No ano de 2007, o recém eleito governo do Estado do Pará assumiu compromisso de participar ativamente do Plano Marajó pedido pelo povo. Logo tirou da reserva morta a APA marajoara trazendo a reboque candidatura da segunda reserva da biosfera da Amazônia brasileira, a ser um dia a rb Marajó / Amazônia atlântica. A “criaturada grande de Dalcídio” animou-se ao ver o desencalhe da APA Marajó como objetivo estratégico de elaborar e executar o zoneamento ecológico-econômico da região de integração Marajó, visando a conservar a biodiversidade e desenvolver a melhoria da qualidade de vida da população marajoara. Quem não quer?
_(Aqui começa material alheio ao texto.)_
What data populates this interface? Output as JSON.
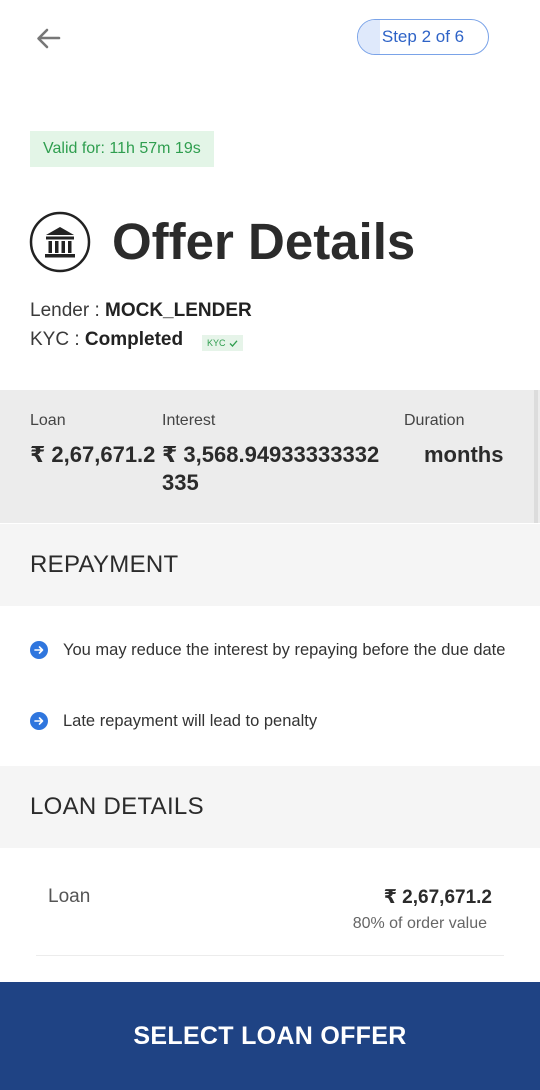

A turma que vive às turras com o Ministério Público e com o ministro de Meio Ambiente.

Mas, a restabelecida APA e futura reserva da biosfera Marajó, além de pretender preservar espécies ameaçadas de extinção e amostras representativas dos respectivos ecossistemas do bioma delta-estuarino implementando projetos de pesquisa científica, educação ambiental e ecoturismo; poderá apontar rumos práticos ao Plano Amazônia Sustentável (PAS). Ou seja, a letra morta do parágrafo 2º, VI, art. 13 da carta magna paraense, entrou em campo revitalizado pelo ZEE e vitaminado pela perspectiva do renconhecimento internacional, nos termos do SNUC. Por que razão tão alta decisão de estado ainda não foi propalada por rádio e televisão é um mistério. Mas, vale o que está escrito.

A longa espera da gente marajoara está prestes a terminar, como quem em noite escura vê uma luz no fim do estirão; com a decisão de governo em situar o supracitado dispositivo constitucional no programa de zoneamento ecológico das 12 regiões estaduais de integração do “Plano de Desenvolvimento Regional Sustentável”. Ao mesmo tempo que o Governo Federal lançou o “Plano de Desenvolvimento Territorial Sustentável do Arquipélago do Marajó” e, logo em seguida, o “Programa Territórios da Cidadania – Marajó; inovador conjunto de iniciativas federativas em parceria com a sociedade civil. É claro que os cabocos ficaram pávulos, embora meio desconfiados, pois nunca viram nada parecido ao longo de tantas décadas.

Tudo isto na feliz coincidência dos 20 anos da Constituição estadual e 70 de elaboração dos emblemáticos romances “Chove nos campos de Cachoeira” e “Marajó”, que, em 1939, o escritor Dalcídio Jurandir (Ponta de Pedras 1909 – Rio de Janeiro 1979), em retiro na vila de Salvaterra após cumprir prisão politica em Belém, escreveu como o grito da “criaturada grande” das Ilhas e Baixo Amazonas. Começou assim o ciclo literário Extremo Norte premiado pela ABL, com o “Machado de Assis” de 1972. Mais interessante ainda, nos 350 anos da pax dos Nheengaíbas (27 de Agosto), ano do Centenário de nascimento do “índio sutil”, carinhoso título com que Jorge Amado saudou a seu camarada e confrade da ilha do Marajó.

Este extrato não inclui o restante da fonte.